"ventana abierta"
De la mano de María
Héctor L. Márquez (Conferencista católico)
REFLEXIÓN PARA EL JUEVES DE LA TRIGÉSIMA PRIMERA SEMANA DEL T.O. (1)
“Os digo que así también habrá más alegría en el cielo por un solo pecador que se convierta que por noventa y nueve justos que no necesitan convertirse”.
La liturgia de hoy (Lc 15,1-10) nos presenta
como lectura evangélica las primeras dos de las llamadas parábolas de la
misericordia que ocupan el capítulo 15 de Lucas, la “oveja perdida” y la
“dracma perdida”. La introducción de la lectura (versículos uno al tres) nos
apunta a quiénes van dirigidas estas parábolas: a nosotros los pecadores.
El pasaje comienza con la crítica de los
escribas y fariseos contra Jesús, a quien acusaban de acoger y compartir la
mesa con los publicanos y pecadores (tema recurrente en los relatos
evangélicos). Para entender el alcance de esta actitud de los fariseos, tenemos
que comprender lo que significaba compartir la mesa para la mentalidad judía de
la época. Uno solo se sentaba a compartir la mesa con alguien afín, alguien que
gozara de la misma dignidad, alguien que fuera nuestro igual. Y los pecadores,
especialmente los pecadores públicos como los publicanos, eran tenidos por
indignos, despreciables, “excluidos” de la compañía de los “justos” obedientes
de la Ley. Por eso la actitud de Jesús les resultaba escandalosa.
La primera de las parábolas nos narra la
historia del hombre que tiene cien ovejas, se le pierde una, y deja las noventa
y nueve en el campo para ir tras la descarriada.
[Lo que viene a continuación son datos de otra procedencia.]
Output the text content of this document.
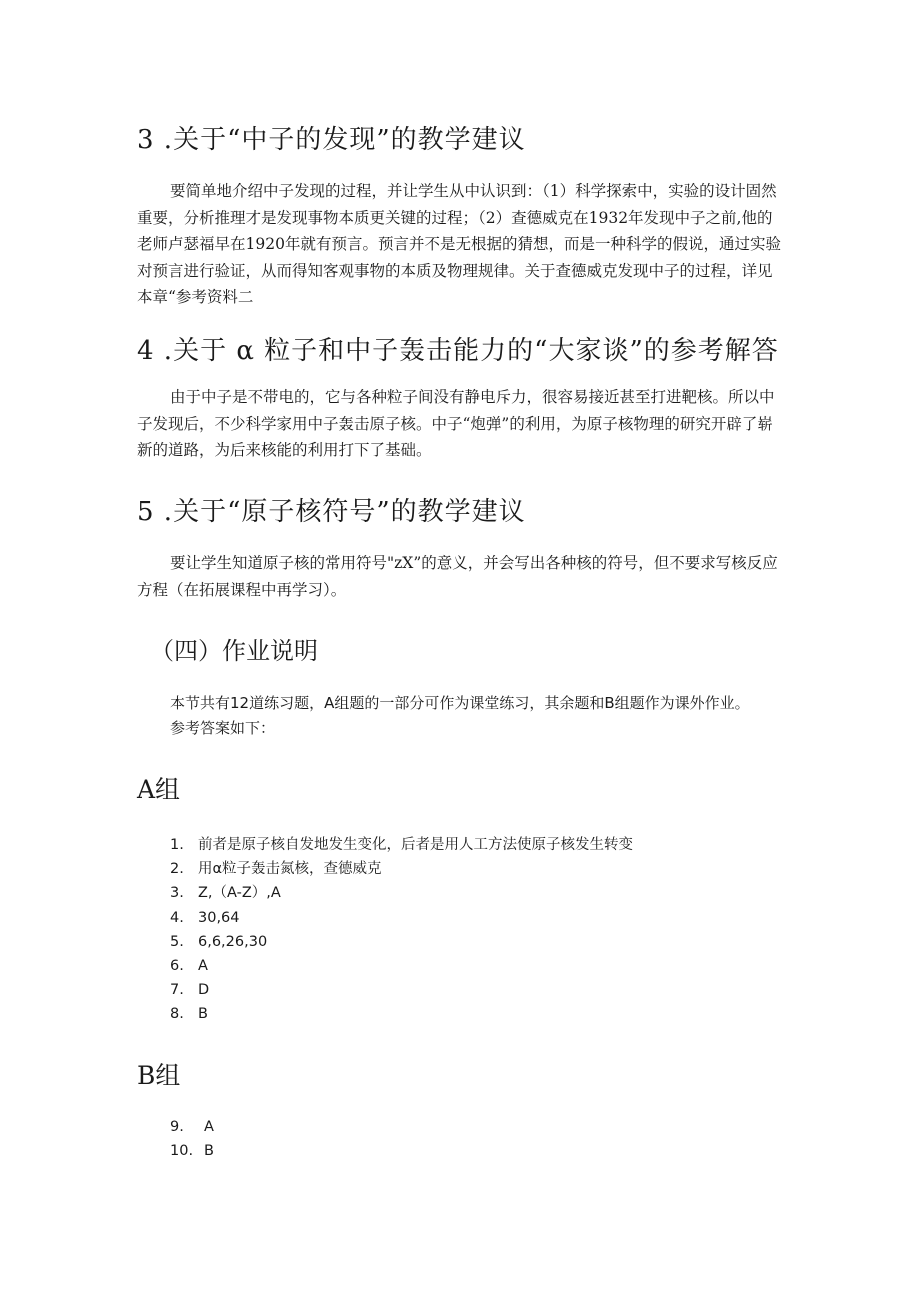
3 .关于“中子的发现”的教学建议

要简单地介绍中子发现的过程，并让学生从中认识到：（1）科学探索中，实验的设计固然重要，分析推理才是发现事物本质更关键的过程；（2）查德威克在1932年发现中子之前,他的老师卢瑟福早在1920年就有预言。预言并不是无根据的猜想，而是一种科学的假说，通过实验对预言进行验证，从而得知客观事物的本质及物理规律。关于查德威克发现中子的过程，详见本章“参考资料二

4 .关于 α 粒子和中子轰击能力的“大家谈”的参考解答

由于中子是不带电的，它与各种粒子间没有静电斥力，很容易接近甚至打进靶核。所以中子发现后，不少科学家用中子轰击原子核。中子“炮弹”的利用，为原子核物理的研究开辟了崭新的道路，为后来核能的利用打下了基础。

5 .关于“原子核符号”的教学建议

要让学生知道原子核的常用符号"zX”的意义，并会写出各种核的符号，但不要求写核反应方程（在拓展课程中再学习）。

（四）作业说明

本节共有12道练习题，A组题的一部分可作为课堂练习，其余题和B组题作为课外作业。

参考答案如下：

A组
1. 前者是原子核自发地发生变化，后者是用人工方法使原子核发生转变
2. 用α粒子轰击氮核，查德威克
3. Z,（A-Z）,A
4. 30,64
5. 6,6,26,30
6. A
7. D
8. B
B组
9.	A
10. B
Y cuando finalmente la
encuentra, se la carga sobre los hombros, se presenta lleno de la alegría a sus
amigos, y les dice: “¡Felicitadme!, he encontrado la oveja que se me había
perdido”. El mismo Jesús explica el sentido de la parábola: “Os digo que así
también habrá más alegría en el cielo por un solo pecador que se convierta que
por noventa y nueve justos que no necesitan convertirse”.
El mensaje de Jesús es claro. Él vino para
redimir a los pecadores, Él es la Misericordia Divina encarnada. En un relato
similar de Mateo, Jesús dice a sus detractores (parafraseando a Os 6,6-7):
“Vayan y aprendan qué significa: ‘Yo quiero misericordia y no sacrificios’.
Porque yo no he venido a llamar a los justos, sino a los pecadores” (Mt 9,13).
La palabra misericordia viene del latín, y se
forma de miser (miserable o
desdichado), y cor (corazón).
Esta palabra de refiere a la capacidad de sentir compasión ante la desdicha de
los demás. Si examinamos los textos originales que utilizan el término en las
sagradas escrituras (e.g. el Salmo 50 – Miserere), la palabra hebrea utilizada es rahamîn, que se deriva de rehem, que quiere decir útero, lo que denota el amor
de la madre. Ese amor que todo lo perdona no importa la magnitud de la ofensa.
¿Qué madre no está siempre dispuesta a perdonar al hijo de sus entrañas?
San Juan Pablo II, en su carta encíclica Dives in
misericordia lo resumía
así: “Sobre ese trasfondo psicológico, rahamîn engendra una escala de sentimientos,
entre los que están la bondad y la ternura, la paciencia y la comprensión, es
decir, la disposición a perdonar”.
Por eso la alegría desbordante de Dios cuando
un pecador se arrepiente, y mientras más grande el pecado, mayor será la
alegría. Y Él, como Madre amorosa no se cansa de esperar… Anda, ¡reconcíliate!,
verás qué rico se siente ese abrazo.